Buffalo Grove health club comes out swinging
Buffalo Grove - Sky Fitness, is a high-end health club recently opening at 1501 Busch Parkway, Buffalo Grove. They offer high quality, high tech ftiness soluions for corporate and private client alike. | Joe Cyganowski~For Sun-Times Media
FIGHT NIGHT
Mixed martial arts competition
WHAT: The club organized a mixed martial arts event that will feature 12 bouts with local fighters
WHEN: 7:30 p.m. Saturday
WHERE: Sky Fitness, 1501 Busch Parkway, Buffalo Grove
COST: $40 for general admission, $50 for the upper floor and $480 for VIP tables
RSVP: (847) 229-4292
Article Extras
Updated: February 27, 2013 8:19AM
BUFFALO GROVE — Amid nearly 70,000-square-feet of latest-generation exercise equipment, many exercise enthusiasts at Sky Fitness still prefer the old-fashioned workout from walking.
And not necessarily on one of the club’s high-tech treadmills or elipticals — just around the edge of the gym’s upper floor.
“You don’t realize how many people like to walk,” said Larry Heller, Sky’s executive director. “An actual, natural walk.”

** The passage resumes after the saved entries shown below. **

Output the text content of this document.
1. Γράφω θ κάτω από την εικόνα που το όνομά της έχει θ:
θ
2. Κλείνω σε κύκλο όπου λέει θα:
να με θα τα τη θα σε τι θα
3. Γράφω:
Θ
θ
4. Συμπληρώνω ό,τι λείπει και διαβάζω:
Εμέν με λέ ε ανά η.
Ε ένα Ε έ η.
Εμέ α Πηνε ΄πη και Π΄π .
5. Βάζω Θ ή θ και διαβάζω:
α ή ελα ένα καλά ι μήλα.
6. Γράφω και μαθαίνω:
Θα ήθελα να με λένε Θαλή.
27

Buffalo Grove’s newest workout facility occupies the building that once held the Highland Park Hospital Heath and Fitness Center.
Heller and Sky owner Matt Katz said they are trying to build on some parts of the previous tenant’s reputation, but added that they are committed to separating their new business from some of Highland Park’s other memories.
“We’re going to be really clean, and we’re going to be really friendly, and we’re going to be incredibly functional,” Heller said. “We want people to know that it’s a different place now.”
Katz, a Buffalo Grove native and Wheeling High School graduate, was living overseas when Highland Park Hospital ran the gym as a high-end fitness club. He was working as a consultant for the federal government, but the boxer, judo player and wrestler decided to come back to the area, and saw the fitness center as a business opportunity.
“This was a great place, 15 years ago,” Katz said. “Everybody knew the place, everybody wanted to be a member. Over the years, it became just a place. No new investment, no new ideas.”
The gym never missed a day of operation, but Katz bought it in October, and rebranded it later that month as Sky
Heller estimated that about 1,800 of the club’s 2,200 current members rolled over from the former management. Memberships begin at around $60 monthly for individuals, and Sky offers family and corporate discounts.
“There’s a lot of pressure,” Katz said. “It’s a very trying experience. You have to meet your own expectations, as well as the expectations of the community.”
Renovations, cleaning and the installation of new equipment followed. Sky now features 400 group exercise classes and 83 yoga sessions each month. The basketball court is open, and aerial yoga equipment is set to be installed next week. On the second floor, members can use weight machines and a non-electric, foot-powered, curved treadmill that makes runners feel as though they are running uphill, straight ahead and downhill in a single step.
There also are accommodations for the old-fashioned walkers. But at Sky, they are walking on an impact-absorbing, joint-soothing rubber track.